9 September - 9 October 2016


The Sayle Gallery is pleased to be presenting a new exhibition in fond memory of one of the island’s well known characters, Simon Buttimore, who sadly passed away earlier this year. The exhibition will be a reflection of Simon’s extraordinary lifestyle and his creativity. It will showcase a wide range of Simon’s own artworks and collections, shared by those who loved and admired him, and his work. Simon believed wholeheartedly in the value of art provision in general and in the Sayle Gallery in particular and did much to support the gallery’s work. The exhibition will run from the 9th of September to the 9th of October 2016 at the Sayle Gallery, Douglas.

Simon spent his formative years on the Isle of Man. After a brief spell in London, he returned to the Isle of Man where he lived and worked. Simon spent some time living with artist, David Gilbert, on his wonderful farm in Kirk Michael. David and his wife Sheila’s farm is fondly remembered by a number of young people who were welcomed to spend time there in the creative haven it formed.

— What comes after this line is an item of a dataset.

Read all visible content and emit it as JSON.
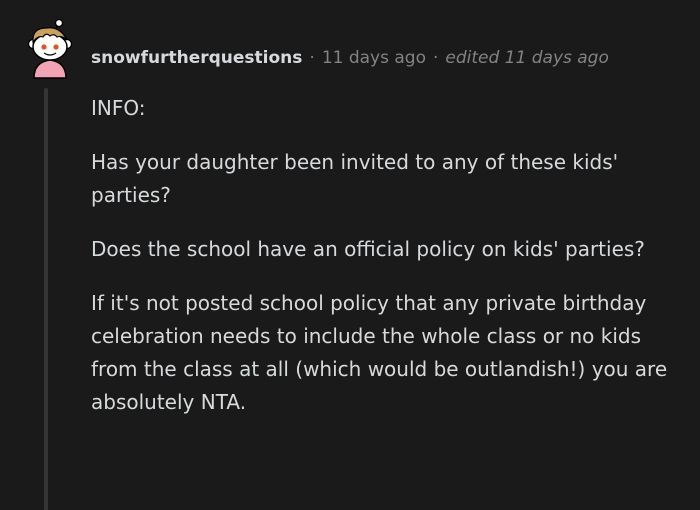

Simon went on to form his own creative haven at the relatively cut off, Ballafrog in Lezayre. Here he lived a lifestyle which was largely, ‘off the grid’, creating a place for himself, his horses and for the many friends who needed to retreat to his haven of peace and tranquility.

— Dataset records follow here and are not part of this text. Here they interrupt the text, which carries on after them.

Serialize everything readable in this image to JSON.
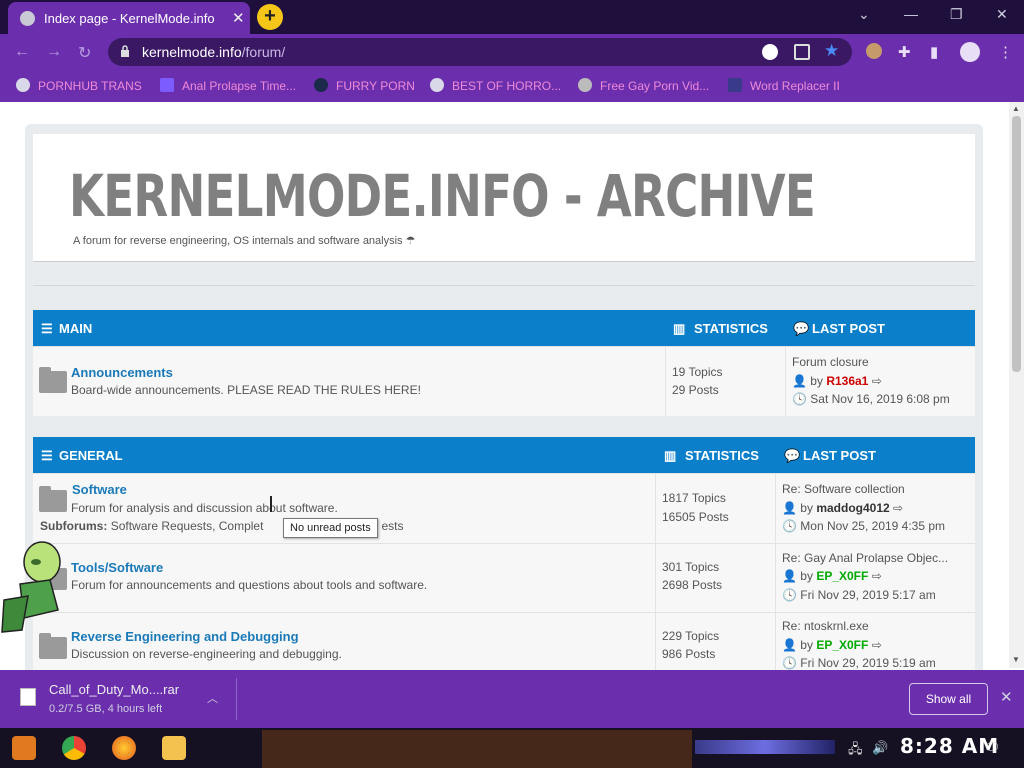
{
  "browser": {
    "tab_title": "Index page - KernelMode.info",
    "tab_close": "✕",
    "new_tab": "+",
    "url_host": "kernelmode.info",
    "url_path": "/forum/",
    "bookmarks": [
      {
        "label": "PORNHUB TRANS"
      },
      {
        "label": "Anal Prolapse Time..."
      },
      {
        "label": "FURRY PORN"
      },
      {
        "label": "BEST OF HORRO..."
      },
      {
        "label": "Free Gay Porn Vid..."
      },
      {
        "label": "Word Replacer II"
      }
    ]
  },
  "site": {
    "name": "KERNELMODE.INFO - ARCHIVE",
    "description": "A forum for reverse engineering, OS internals and software analysis ☂"
  },
  "sections": [
    {
      "title": "MAIN",
      "stats_header": "STATISTICS",
      "last_header": "LAST POST",
      "forums": [
        {
          "name": "Announcements",
          "desc": "Board-wide announcements. PLEASE READ THE RULES HERE!",
          "topics": "19 Topics",
          "posts": "29 Posts",
          "last_title": "Forum closure",
          "last_by": "by",
          "last_user": "R136a1",
          "last_date": "Sat Nov 16, 2019 6:08 pm"
        }
      ]
    },
    {
      "title": "GENERAL",
      "stats_header": "STATISTICS",
      "last_header": "LAST POST",
      "forums": [
        {
          "name": "Software",
          "desc": "Forum for analysis and discussion about software.",
          "subforums_label": "Subforums:",
          "subforums": "Software Requests, Complet",
          "subforums_tail": "ests",
          "topics": "1817 Topics",
          "posts": "16505 Posts",
          "last_title": "Re: Software collection",
          "last_by": "by",
          "last_user": "maddog4012",
          "last_date": "Mon Nov 25, 2019 4:35 pm"
        },
        {
          "name": "Tools/Software",
          "desc": "Forum for announcements and questions about tools and software.",
          "topics": "301 Topics",
          "posts": "2698 Posts",
          "last_title": "Re: Gay Anal Prolapse Objec...",
          "last_by": "by",
          "last_user": "EP_X0FF",
          "last_date": "Fri Nov 29, 2019 5:17 am"
        },
        {
          "name": "Reverse Engineering and Debugging",
          "desc": "Discussion on reverse-engineering and debugging.",
          "topics": "229 Topics",
          "posts": "986 Posts",
          "last_title": "Re: ntoskrnl.exe",
          "last_by": "by",
          "last_user": "EP_X0FF",
          "last_date": "Fri Nov 29, 2019 5:19 am"
        }
      ]
    }
  ],
  "tooltip": "No unread posts",
  "download": {
    "file": "Call_of_Duty_Mo....rar",
    "meta": "0.2/7.5 GB, 4 hours left",
    "show_all": "Show all"
  },
  "taskbar": {
    "clock": "8:28 AM"
  },
  "colors": {
    "accent": "#6b2fae",
    "forum_header": "#0b7fc9",
    "link": "#1a7ab8"
  }
}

Simon devoted much time to becoming a good horseman. His horses roamed freely around his land and they and Simon became a familiar sight as he drove them around in an array of horse drawn vehicles which Simon had either built or restored himself. Traditional gypsy caravans can still be found around the Island, most of which were built by Simon. In the 1990’s Simon could often be seen driving the Bushy’s dray around Douglas. This is perhaps ironic, as in later life Simon became teetotal.

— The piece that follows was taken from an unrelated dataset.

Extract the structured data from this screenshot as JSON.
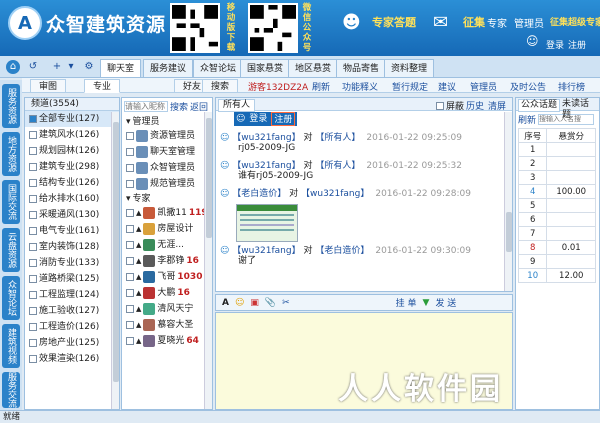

One of Simon's Cottages at Ballafrog.
Photo Courtesy of Simon Park Photography.

Simon's 'Dome' at Ballafrog, where he would work on his wood carvings.
Photo Courtesy of Simon Park Photography.

Simon was a talented musician as well as a visual artist. He played regularly in bands, perhaps most notably in, The Bar Toads, alongside his brother Anglin. Simon also composed his own music often to provide a soundtrack for his art practice in the form of film making and animation. Simon’s films will form part of his tribute exhibition and will also be shown at a special film night in the gallery on the 16thAugust at 7.30pm. The film nights at the gallery were a series of events that Simon initiated and ran up until his untimely death. They continue to be run by two of his friends in his honour.

As well as being an accomplished art film maker, Simon produced art works in many other forms. His skilled wood carvings can be found in private ownership across the Island and beyond. These range from small pieces to large fire surrounds or even whole trees such as the sculptural pieces at Bishopscourt and Cooil Darry Glen. Several pieces have been kindly loaned to the gallery for his tribute exhibition.

Simon actively supported the arts on the the Isle of Man all his life. In the 1990’s he was part of ‘Arts in Mann’ alongside artists such as Norman Sayle and Maurice Day and was the only member of the group who could coax the old bus (which was the travelling gallery) into life and to its next point of call. Simon was regularly involved in creative gatherings and celebrations such as the Beltane event in Sulby Glen. Many people knew and loved Simon the eccentric, kind, supportive, creative man and respected his ‘alternative’ thinking and view of the world. He was a larger than life, unique character that enriched his Island home. The Isle of Man is a poorer place without such a person. He truly was ‘A Man Apart’…

Photographs and Horse Tack, for 'A Man Apart'

Cart Wheels, part of 'A Man Apart'

Reconstruction of a section from the 'Dome', inside of the Gallery.

A Man Apart will run at the Sayle Gallery until Sunday 9th October, and has is presented with the kind support of Simon's family and friends, and the Isle of Man Arts Council.